Cycle 6 of America’s Next Top Obscure Celebrity has begun! I wanted to watch the season premiere as it played because, as the only one in Canada still paying attention, I feel obliged to care a little. But then I skipped the first half because that’s when Tyra culls the uber-weak and I found I could only stomach half of the second half, mostly because of the whining and also because HOO BOY these girls are getting uglier! I kid you not, one of them looks like Flava Flav. Not Okay.
Oddly, I found myself drawn to all the blonde candidates, especially this one, named Joanie. It helps that she is a smart ass.

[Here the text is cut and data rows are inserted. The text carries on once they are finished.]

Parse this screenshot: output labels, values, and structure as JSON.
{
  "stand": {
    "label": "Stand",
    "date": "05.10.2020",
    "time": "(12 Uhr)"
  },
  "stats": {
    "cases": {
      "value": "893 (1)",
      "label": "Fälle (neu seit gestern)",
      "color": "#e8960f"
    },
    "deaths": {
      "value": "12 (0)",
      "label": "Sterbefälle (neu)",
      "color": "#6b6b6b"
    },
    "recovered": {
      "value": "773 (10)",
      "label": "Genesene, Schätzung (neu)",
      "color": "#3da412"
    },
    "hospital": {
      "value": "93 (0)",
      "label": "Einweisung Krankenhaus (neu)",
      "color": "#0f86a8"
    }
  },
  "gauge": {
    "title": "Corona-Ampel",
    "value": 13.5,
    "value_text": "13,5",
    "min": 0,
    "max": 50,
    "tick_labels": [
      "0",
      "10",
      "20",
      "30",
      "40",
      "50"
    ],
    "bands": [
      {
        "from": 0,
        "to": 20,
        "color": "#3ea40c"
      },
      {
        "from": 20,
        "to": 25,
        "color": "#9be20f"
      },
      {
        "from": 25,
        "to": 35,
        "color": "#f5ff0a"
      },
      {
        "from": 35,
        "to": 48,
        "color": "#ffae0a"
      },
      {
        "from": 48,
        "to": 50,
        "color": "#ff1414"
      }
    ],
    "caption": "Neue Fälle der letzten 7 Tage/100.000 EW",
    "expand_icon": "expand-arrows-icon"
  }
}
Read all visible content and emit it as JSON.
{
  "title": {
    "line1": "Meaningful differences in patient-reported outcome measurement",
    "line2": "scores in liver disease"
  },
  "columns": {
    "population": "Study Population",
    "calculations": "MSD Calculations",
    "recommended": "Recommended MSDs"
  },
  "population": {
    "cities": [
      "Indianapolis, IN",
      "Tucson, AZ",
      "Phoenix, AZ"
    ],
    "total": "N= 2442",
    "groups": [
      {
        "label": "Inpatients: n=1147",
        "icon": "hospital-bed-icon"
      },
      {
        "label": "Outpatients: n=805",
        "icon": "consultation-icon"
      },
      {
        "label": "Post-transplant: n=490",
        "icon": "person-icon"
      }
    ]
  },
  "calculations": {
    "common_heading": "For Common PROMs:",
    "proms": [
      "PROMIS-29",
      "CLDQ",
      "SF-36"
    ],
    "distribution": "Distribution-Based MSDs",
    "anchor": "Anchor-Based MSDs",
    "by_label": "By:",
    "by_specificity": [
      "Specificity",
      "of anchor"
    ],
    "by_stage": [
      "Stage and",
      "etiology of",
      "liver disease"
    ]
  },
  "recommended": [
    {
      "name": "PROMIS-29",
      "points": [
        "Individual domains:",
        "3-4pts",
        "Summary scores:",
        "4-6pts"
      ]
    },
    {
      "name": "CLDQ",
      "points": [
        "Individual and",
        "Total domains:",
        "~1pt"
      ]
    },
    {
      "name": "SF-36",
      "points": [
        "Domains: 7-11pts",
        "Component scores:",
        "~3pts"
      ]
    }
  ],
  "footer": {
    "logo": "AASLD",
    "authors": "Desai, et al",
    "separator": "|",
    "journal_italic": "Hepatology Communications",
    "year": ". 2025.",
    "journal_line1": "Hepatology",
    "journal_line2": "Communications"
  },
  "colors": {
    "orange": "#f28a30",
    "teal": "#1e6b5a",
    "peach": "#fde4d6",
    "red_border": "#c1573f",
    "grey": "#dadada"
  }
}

Exception made for the Very Beautiful Nnenna, who will surely win, as the last cycle was won by a white girl. Please, this Cycle, let them do a tampon commercial task. Then I can stop watching!
Speaking of girl bits, yesterday we went to another prenatal group appointment. It was great. The other tall girl in the group has had her life changed by the addition of a body pillow and I intend to follow suit. Arranging 4 pillows around me, the catt and the babby, especially when I want to turn over at 3 am, is just too inconvenient. Hi! I live in an over-indulged consumerist society! Get me my body pillow!
At the clinic we watched a DVD called “The beauty of labour” or somesuch. It was awesome. It was like all the scenes they cut out of “A Baby Story.” There were all these real live women in labour and the camera and narrator followed them through all the stages, plus there was a little animated illustration of the uterus stuffed with baby, doing its contracting thing, and a cervix, effacing and dilating. Whee! Then, just when we were all like “yahoo, babies come out like in cartoons!” BAM they switch to the vagina-cam and there it is. A crowning baby head. And a giant, stretched out like a rubber band, closely shaved vagina. The room full of women with vaginas and uteruses full of babies all said, “uhhhhggggghhhhhhh.”
It was an interesting reaction. I didn’t “ugggh” because I don’t tend to exclaim things in group settings unless I’m drunk, but I didn’t even think “ugggh.” I thought “wow. Look at it go!” I guess as straight women we don’t see a lot of vaginas. But the noises of disgust? Is it that we still think our vaginas are ugly and shameful? Or is it because we were seeing birth straight up, which is the opposite of the way we may have seen birth before – usually TV style; sterile, from the waist up and fit in between commercial breaks. I’m thinking it’s probably all of that, combined with being faced with a mirror image of something most of us haven’t fully considered. It’s easy to get caught up in tiny clothes and the kind of diaper we will use and conveniently put off thinking about the labour & delivery part.
Honestly, I had a far more visceral reaction to the shots of the women in the active labour stage. Their strained faces, their animal noises, their concentration, their reliance on themselves to get through and their dependance on the people supporting them. And I realized that what scares me most about the birthing of this, our baby, is not the pain or the tsunami of blood or the fact that a bunch of people will be staring intently at my vagina to see what comes out, but rather the complete loss of control that I will experience. I will have to depend on other people. I will have to ask for help. I will have to give myself over to Something Else and trust that it will all be okay. (I wonder if there are 12 step programs for childbirth?)
And so, these are my issues. Not what comes out – I’m pretty sure it’s a baby – or how it comes out – the way that keeps us both alive is all I really ask – or what all of that looks like but – can I trust myself that much? Can I swallow my pride and lean on other people, say that I actually need other people? (Saint Aardvark helping me get out of bed every morning is good practice.) I’m pretty sure, now that I consciously consider it, that I will, like most women, do whatever needs doing to ensure the safety of my child.
At the end of the film, they put the brand new baby on the mum’s chest and it reached its little hand out for the boob and the mum looked down and said, with this look of awe, “Oh my goodness.” While I am certain those will not be my exact words, (else the baby won’t know it’s me) the sentiment was pretty spot-on.